Ein steiler Aufstieg! Marit und Karlijn brauchen etwas Motivation, um durchzuhalten. Das Klettern durch den tiefen Schnee ist eine echte Herausforderung.
Wir klettern und kraxeln durch den Wald und über Felsen, immer weiter nach oben. Die Natur im Winter ist wunderschön!
Ganz oben steht eine Hütte, wo wir ein Feuer für Würstchen gemacht haben. Karlijn hätte locker zwei verdrücken können! Marit hat den anderen gezeigt, wo die Vögel hinfliegen, und dir dann heimlich einen Klaps auf den Hintern gegeben. 🤪 Pssst, jetzt kennst du Marits Witz.
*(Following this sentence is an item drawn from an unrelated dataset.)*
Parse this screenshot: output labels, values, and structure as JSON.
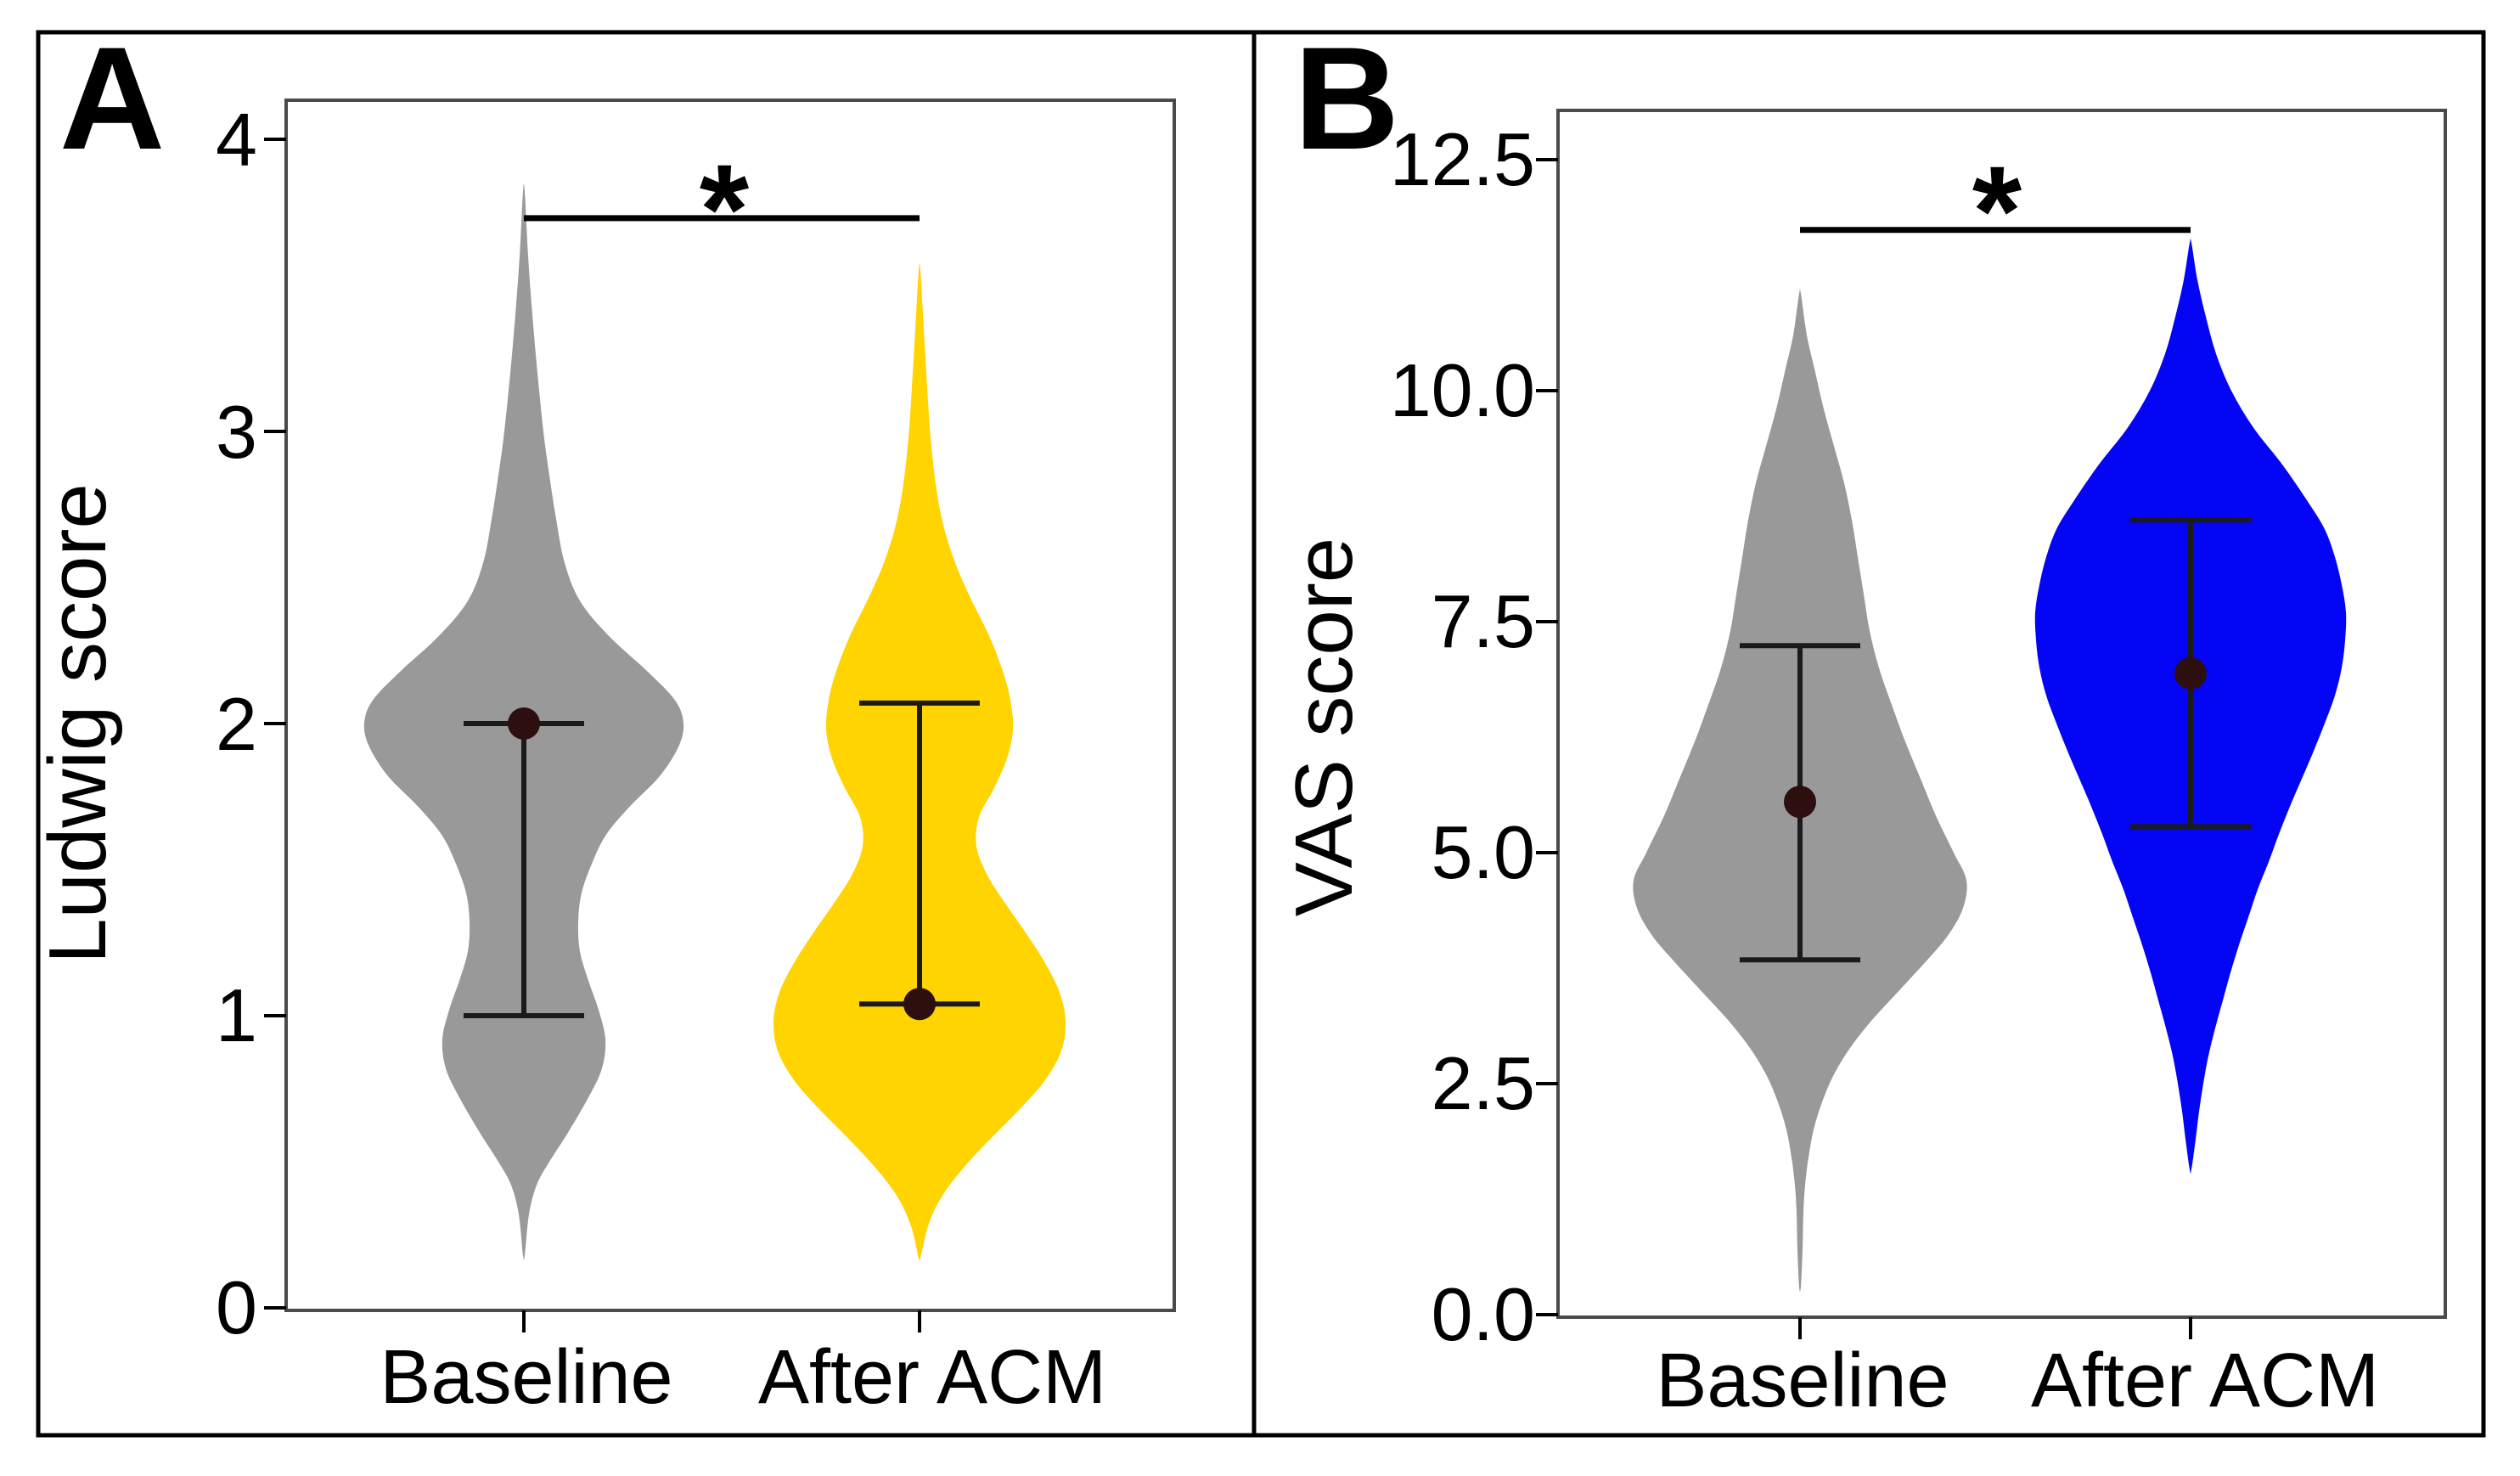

Nach dem Mittagessen stiegen wir zwei Treppenabsätze zum höchsten Punkt hinauf. Von dort ging es wieder hinab. Unterwegs kamen wir an mehreren Wasserfällen vorbei – beeindruckend!
Wir haben auch einen besonderen Vogelbeobachtungsstand für die Eltern gefunden. Und ein Getränk, das bei diesem kalten Wetter gut schmeckt!
Gleiten, gleiten, gleiten.
Oh ja. Und im Nu waren wir wieder unten am Berg. Wir rutschten auf dem Hosenboden durch den Wald den ganzen Weg hinunter!
Unterwegs freundete sich Marit mit Herrn Blau an. „Blau, warte auf mich!“ Marit kannte Sanders Namen nicht, also rief sie immer wieder „Blau!“. Und natürlich: Mit seinem Freund zusammen rutschen!
Am Fuße des Berges befindet sich ein riesiger Wasserfall! Vorsicht, es ist hier wegen des ganzen gefrorenen Wassers extrem rutschig.
Wir legten das letzte Stück zu Fuß über den See zurück. Welch ein Glück, dass uns das Schneemobil mitnahm! Das ersparte uns einen beträchtlichen Fußmarsch.
Ein weiterer wunderschöner Tag voller Abenteuer!